Bertrand looked at him, then shook his head impatiently. “The man has more lives than a cat!” He strode past his nephew into the outer ward of the fortress, and up to the battlements. “Call for identification and for the purpose of this challenge.” As if he didn’t know it!
The herald blew his note, and they watched as a herald from the opposing side rode up to the lifted drawbridge. His voice rose clear in the dawn: “The Lord de Bresse is come for his wife, the Lady Magdalen. The Lord de Gervais is come, as representative of John, Duke of Lancaster, for Lancaster’s daughter, the Lady Magdalen.”
Bertrand took the jeweled cup of wine proffered by his page and drained the contents before replying. “Tell them we will have an answer for them in an hour.”
The herald relayed the message, and Bertrand left the battlements. His sons and his nephew were gathered in the outer ward. “Come,” he instructed curtly. “We must take counsel.” They followed him to the bastion room, where the early sun showed fingers of dust on the scarred table. Pages scurried with jugs of wine but were curtly dismissed.
“Well?” Bertrand said. “I await an explanation.”
All eyes turned to Charles d’Auriac. He was still a little pale but otherwise seemed unmoved. “It seems I was in error,” he said slowly.
“The woman was right, you mean,” Bertrand said. “If you had had the sense to do the job yourself … if your cousin had had the sense to do the job himself …” Here he glared at Gerard, who had been feeling a certain satisfaction that his cousin had also failed in his set task.
“This time I will,” Charles said again.
“Of course, you want the woman for yourself,” Marc said with a sly smile. “That is a powerful incentive, cousin.”
“So is pride,” Charles snapped back. “I do not fail.”
“So what do you suggest?” Bertrand sounded suddenly genial, as if this squabbling pleased him. He poured wine. “We have an army laying siege at our gates over a woman and a baby.
”
“Durand is with them,” Philippe remarked. “The mind of the mercenary is most curious.”
“Hardly curious,” Bertrand said. “He has a nose to sniff out coin and cares not who pays or for what.”
“But can we withstand such a siege?” asked Gerard. “It is the devil’s own luck that we should all be gathered here together. There is none outside to bring reinforcements.”
“They are well equipped for assault,” Bertrand said. “And Durand has no difficulty in raising fresh troops whenever he needs them. We will be outnumbered soon enough, however heavy the losses we may inflict upon them.”
“There is no need to withstand a siege.” It was Charles who spoke. Absently, he poured himself wine and spoke directly to his uncle. “We will use the woman. It will be her first task for her family.” He smiled. “She will bring her husband and her lover to their deaths.”
“You have broken her?” Bertrand frowned. “You believe she will obey you in this so soon? You believe you can compel her to betray de Gervais and de Bresse?” He shook his head. “You are overly optimistic, my friend. It is a fault of yours.”

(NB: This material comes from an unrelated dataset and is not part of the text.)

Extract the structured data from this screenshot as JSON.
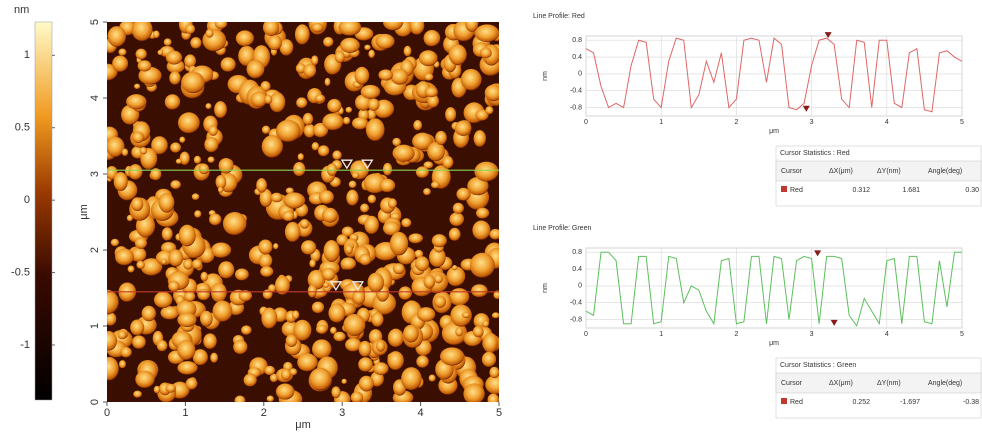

But Charles continued to smile. “You forget the child. If the child’s life is in danger, she will betray anyone.” He stroked his chin. “I do not know why I did not think of it before.”
“But we want the child, too,” Marc said. “She will grow to be a de Beauregard more completely than the mother ever will be.”
“True enough, which is why I didn’t consider it before,” Charles agreed. “But in this instance, I believe the sacrifice will be worthwhile … not that I think for one minute we shall be obliged to make the sacrifice.”